Statist judgment as correction
The whole point of the evils that come from human government—the sense in which it is “for your good”—is to lead men to confess their own complicity in it, repent from the sins that raise up rulers and trust in militaries and police forces to protect them, and lead men back to God as their only King. As the prophet Jeremiah told the people,
“Have you not brought this on yourself by forsaking the LORD your God when He led you in the way? Now what will you gain on your way to Egypt to drink the waters of the Nile? What will you gain on your way to Assyria to drink the waters of the Euphrates? Your own evil will discipline you; your own apostasies will reprimand you. Consider and realize how evil and bitter it is for you to forsake the LORD your God and to have no fear of Me,’ declares the Lord GOD of Hosts” (Jeremiah 2:17-19).
For a statist people to be under increasing judgment in the form of government evils should easily provide proof that they have turned the wrong way. However, the unfortunate effect of statist evils is often that men don’t learn their lesson until they are utterly destroyed. They mock the prophets of God until the Lord’s anger is stirred up beyond remedy and continue on in their same old ways as before, hoping that human government can become something else than what it always has been.
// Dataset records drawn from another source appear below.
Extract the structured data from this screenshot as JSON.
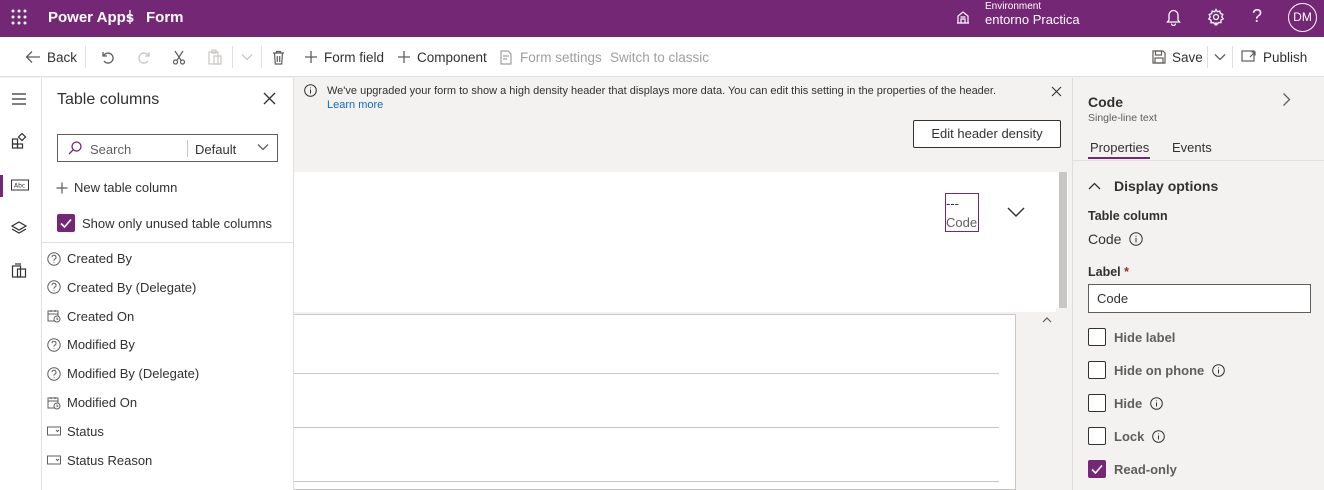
{
  "header": {
    "brand": "Power Apps",
    "separator": "|",
    "page": "Form",
    "environment_label": "Environment",
    "environment_name": "entorno Practica",
    "avatar": "DM"
  },
  "commands": {
    "back": "Back",
    "form_field": "Form field",
    "component": "Component",
    "form_settings": "Form settings",
    "switch_classic": "Switch to classic",
    "save": "Save",
    "publish": "Publish"
  },
  "panel": {
    "title": "Table columns",
    "search_placeholder": "Search",
    "filter_value": "Default",
    "new_column": "New table column",
    "show_unused": "Show only unused table columns",
    "columns": [
      {
        "label": "Created By",
        "icon": "question-circle-icon"
      },
      {
        "label": "Created By (Delegate)",
        "icon": "question-circle-icon"
      },
      {
        "label": "Created On",
        "icon": "calendar-icon"
      },
      {
        "label": "Modified By",
        "icon": "question-circle-icon"
      },
      {
        "label": "Modified By (Delegate)",
        "icon": "question-circle-icon"
      },
      {
        "label": "Modified On",
        "icon": "calendar-icon"
      },
      {
        "label": "Status",
        "icon": "dropdown-field-icon"
      },
      {
        "label": "Status Reason",
        "icon": "dropdown-field-icon"
      }
    ]
  },
  "canvas": {
    "banner_text": "We've upgraded your form to show a high density header that displays more data. You can edit this setting in the properties of the header.",
    "banner_link": "Learn more",
    "edit_density_button": "Edit header density",
    "header_field_value": "---",
    "header_field_label": "Code"
  },
  "properties": {
    "title": "Code",
    "subtitle": "Single-line text",
    "tab_properties": "Properties",
    "tab_events": "Events",
    "section": "Display options",
    "table_column_label": "Table column",
    "table_column_value": "Code",
    "label_label": "Label",
    "required_marker": "*",
    "label_value": "Code",
    "options": [
      {
        "label": "Hide label",
        "checked": false,
        "info": false
      },
      {
        "label": "Hide on phone",
        "checked": false,
        "info": true
      },
      {
        "label": "Hide",
        "checked": false,
        "info": true
      },
      {
        "label": "Lock",
        "checked": false,
        "info": true
      },
      {
        "label": "Read-only",
        "checked": true,
        "info": false
      }
    ]
  },
  "colors": {
    "brand": "#742774",
    "link": "#0f6cbd"
  }
}
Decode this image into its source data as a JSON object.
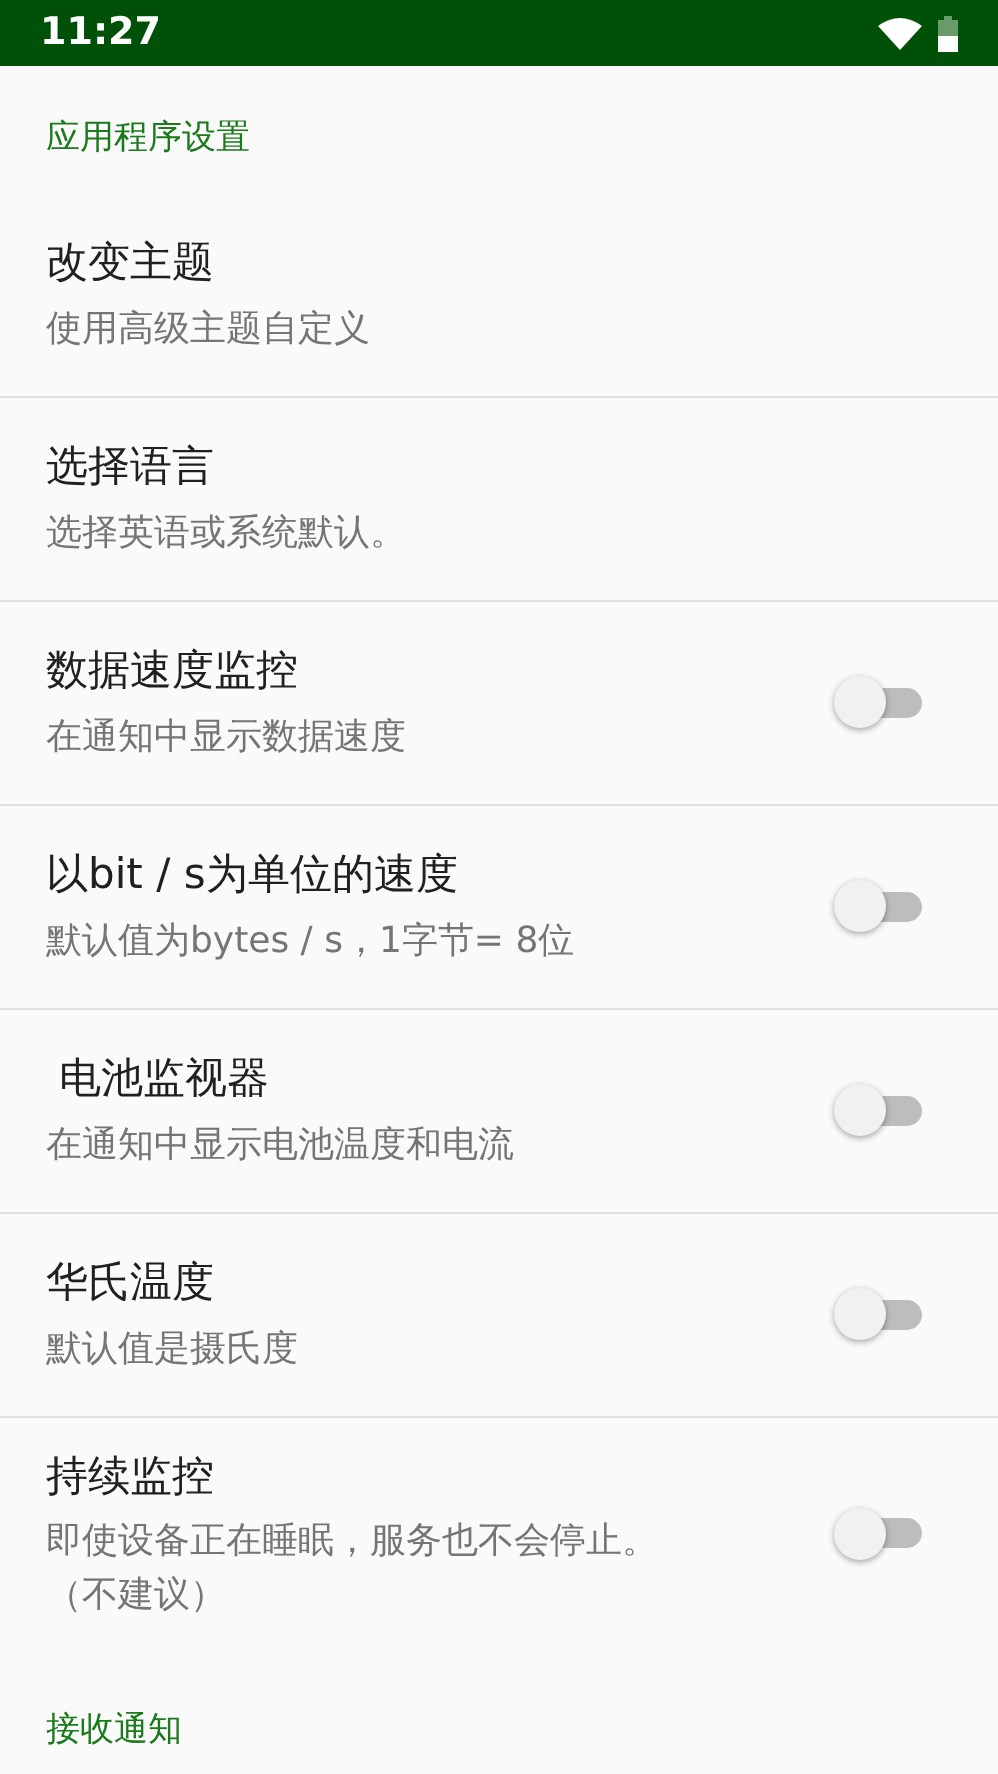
{
  "status_bar": {
    "time": "11:27"
  },
  "sections": [
    {
      "title": "应用程序设置",
      "items": [
        {
          "kind": "link",
          "title": "改变主题",
          "subtitle": "使用高级主题自定义"
        },
        {
          "kind": "link",
          "title": "选择语言",
          "subtitle": "选择英语或系统默认。"
        },
        {
          "kind": "switch",
          "title": "数据速度监控",
          "subtitle": "在通知中显示数据速度",
          "on": false
        },
        {
          "kind": "switch",
          "title": "以bit / s为单位的速度",
          "subtitle": "默认值为bytes / s，1字节= 8位",
          "on": false
        },
        {
          "kind": "switch",
          "title": " 电池监视器",
          "subtitle": "在通知中显示电池温度和电流",
          "on": false
        },
        {
          "kind": "switch",
          "title": "华氏温度",
          "subtitle": "默认值是摄氏度",
          "on": false
        },
        {
          "kind": "switch",
          "title": "持续监控",
          "subtitle": "即使设备正在睡眠，服务也不会停止。（不建议）",
          "on": false
        }
      ]
    },
    {
      "title": "接收通知"
    }
  ]
}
Though God means for the evils of government to lead them to repentance, these evil men at best settle on the idea of refining the rod and “making it serve Christ again.” Yet God himself is not looking to “fix” the State or make it do something other than what it is doing currently; he is using its inherent wickedness to lead men to repentance.
Conclusion
The common conception of a free, Christian society is an absurd scene where professing “Christians” seize the reigns of political power, make human government “serve” God and obey “God’s” law, and make Jesus the “King of America.” It is a scene where human civil government is maintained and kept rather than abolished, where it is reformed rather than done away with, and rebranded rather than removed from sight.
But if one were judging from the Bible, a free people under God looks more like a meek remnant inheriting the earth where God has wiped out a statist people in judgment and cleared the land of archists for a people to live freely in a Christian Anarchist society, with just us and the Lord, no man-kings needed.
For people to be minded in reforming human civil government and “getting it back to its godly purpose” shows just how far-gone they are from the ways of the Lord, who never commanded men to set up rulers and always said it was a rejection of Him when they did. If you’re not thinking about the abolition of human government, you’re not thinking about getting back to the way God intended men to live. If all you think about is “legislating Christianity” and pursuing the Kingdom of God through the politics of the world, God’s Law is far from your heart.
There is no such thing as “Christian government,” save the Kingdom of God. Human civil government is always evil. “Government leaders” can’t obey God’s Law. They exist in violation of it. God’s Law forbids human civil government. God hands all those who think otherwise over to the evil systems they beg for in their sin, which have been “ordained” for this purpose.